Ouch. Today isn't a happy one for stock market investors, with the Dow Jones Industrial Average down 1.4% in 1:20 p.m. EST afternoon trading and the Nasdaq off by 2.6%. At least one stock's shareholders are pleased today: Maxar Technologies (MAXR) stock is up 3%.

So what's got Maxar investors smiling?

Arrow angles up on a green stock chart.

Image source: Getty Images.

So what

Last night, Maxar reported its fourth-quarter and full-year 2020 financial results. For the year, revenues grew a modest 3%, but profits nearly tripled, to $4.99 per diluted share. Quarterly results were kind of the reverse -- sales up 14% but with a loss of $0.65 per share on the bottom line versus last year's $0.70 Q4 profit.

Free cash flow (FCF) for the year was negative $119 million.  

Investors seem to be accentuating the positive, though, and focusing on the future. As Maxar CEO Dan Jablonsky explained, Maxar spent most of 2020 restructuring itself to emphasize its Earth Intelligence (photographs from orbit) and Space Infrastructure (satellite parts) businesses while reducing its debt load to help "drive sustainable growth." Backlogs are up as a result, and the company has completed the sale of its MDA businesses to private equity, replacing them with more imagery assets by taking full control of Vricon, a 3D geospatial company.

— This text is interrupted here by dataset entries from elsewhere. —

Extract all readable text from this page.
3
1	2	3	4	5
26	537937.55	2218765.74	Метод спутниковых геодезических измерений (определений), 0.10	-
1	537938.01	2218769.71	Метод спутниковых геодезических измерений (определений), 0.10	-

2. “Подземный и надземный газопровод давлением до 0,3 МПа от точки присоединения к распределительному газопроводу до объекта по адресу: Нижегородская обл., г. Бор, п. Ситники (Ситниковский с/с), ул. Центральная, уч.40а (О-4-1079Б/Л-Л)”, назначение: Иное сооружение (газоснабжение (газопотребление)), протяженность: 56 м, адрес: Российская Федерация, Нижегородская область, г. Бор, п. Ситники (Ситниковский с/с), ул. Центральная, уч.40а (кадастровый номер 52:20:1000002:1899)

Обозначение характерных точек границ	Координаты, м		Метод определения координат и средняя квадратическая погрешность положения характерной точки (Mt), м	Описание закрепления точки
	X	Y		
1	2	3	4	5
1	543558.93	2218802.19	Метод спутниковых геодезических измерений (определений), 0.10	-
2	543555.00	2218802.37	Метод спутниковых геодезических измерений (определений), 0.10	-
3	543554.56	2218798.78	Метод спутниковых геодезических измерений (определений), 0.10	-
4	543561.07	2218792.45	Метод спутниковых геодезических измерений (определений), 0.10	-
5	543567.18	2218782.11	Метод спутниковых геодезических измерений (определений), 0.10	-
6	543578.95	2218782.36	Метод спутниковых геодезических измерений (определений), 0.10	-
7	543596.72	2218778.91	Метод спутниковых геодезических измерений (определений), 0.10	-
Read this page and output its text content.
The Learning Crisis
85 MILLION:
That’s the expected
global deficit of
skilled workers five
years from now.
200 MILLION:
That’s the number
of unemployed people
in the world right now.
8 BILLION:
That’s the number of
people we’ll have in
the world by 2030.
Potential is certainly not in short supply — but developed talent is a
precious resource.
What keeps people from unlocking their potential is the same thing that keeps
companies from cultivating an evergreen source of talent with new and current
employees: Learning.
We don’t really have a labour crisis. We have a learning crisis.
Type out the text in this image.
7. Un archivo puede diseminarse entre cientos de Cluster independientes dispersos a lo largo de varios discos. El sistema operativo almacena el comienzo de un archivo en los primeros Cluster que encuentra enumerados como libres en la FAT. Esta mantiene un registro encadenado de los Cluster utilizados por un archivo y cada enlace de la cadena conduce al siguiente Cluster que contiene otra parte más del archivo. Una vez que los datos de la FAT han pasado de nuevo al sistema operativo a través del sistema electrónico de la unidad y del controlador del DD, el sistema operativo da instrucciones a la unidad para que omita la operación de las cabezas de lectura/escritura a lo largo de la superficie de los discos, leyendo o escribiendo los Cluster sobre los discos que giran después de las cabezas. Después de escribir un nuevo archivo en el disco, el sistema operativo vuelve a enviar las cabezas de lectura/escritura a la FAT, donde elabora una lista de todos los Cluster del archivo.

Long-term debt -- while still sizable at $2.4 billion -- has been shaved from $2.9 billion a year ago.

Now what

Going forward, Maxar expects "to see revenue and Adjusted EBITDA growth and an improvement in free cash flow" in 2021. The company has "also increased our 2023 targets to better reflect the earnings and cash generation power we see ahead." Curiously, Maxar didn't go into any more detail on any of these points. It didn't tell us what it expects to do in terms of revenue this year, how much it expects to earn on those revenues, or how much cash it expects to generate.

For what it's worth, though, analysts polled by S&P Global Market Intelligence forecast $1.8 billion in revenue for this year (up 7% from 2020 and growing twice as fast as last year), with negative generally accepted accounting principles (GAAP) earnings but positive pro forma profits, and $56 million in free cash flow.

Valued on that last number, Maxar looks to be trading at about 51 times FCF today -- more, if you factor in the company's debt. That seems kind of steep for a 7% grower if you ask me, but today, it seems good enough to make Maxar's investors happy.